Death In Bordeaux, the first of Allan Massie's trilogy of detective novels set in Vichy France, ended with none of the triumphalism or closure one expects from the genre.

It was tantalisingly incomplete, like a sentence half uttered, or a thought only partially expressed. As the introspective, taciturn chief inspector Lannes faded from sight, anguished at being beholden for the release of his son, a prisoner of war, to men he deplores, the reader knew the occupation of his beloved city was going to make further and tougher demands on him.

Just as one feared, as Dark Summer In Bordeaux opens, life for Bordeaux's citizens is deteriorating fast. It is less than a year since the Germans marched into the city, but nobody is under any illusions about what the new regime portends. As Lannes sets out to investigate the murder of a Communist professor of literature, simmering tensions come to the boil. The city's Jews begin to feel the net closing around them, as do its gays.
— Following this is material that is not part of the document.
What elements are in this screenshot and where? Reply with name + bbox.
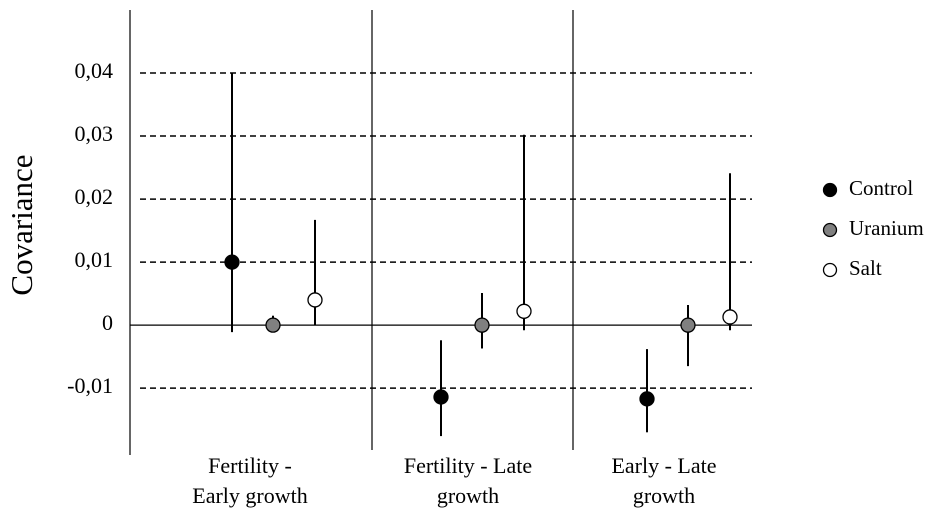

When Lannes comes under pressure to close the case without an arrest, lest it embarrass his superiors and their German masters, he quietly, and then openly, resists. Thus, although the links between the professor's murder and events in the first novel are laid bare, this story is less about solving a crime than about conscience, with Massie turning the workaday beauty of pared-down detective fiction into a moral enquiry.

Chief Inspector Lannes's home-life neatly encapsulates the conflicts faced by the occupied French. His elder son, returned from internment camp, wants to do his bit for the newly collaborative France. His younger son Alain's thoughts are turning to resistance.

Meanwhile, Lannes's daughter fancies she's in love with a German soldier, and his wife Marguerite typifies those whose only concern is for the safety of their loved ones, regardless of the wider political picture. When the gulf between her values and those of her husband becomes apparent, their faltering marriage grows even more precarious.

Massie's refusal to offer a simplistic or trite solution means that by the conclusion of this sequel, one still has no idea whether by the trilogy's end one will feel relief or sorrow, or both. The year between now and the final novel's publication will crawl.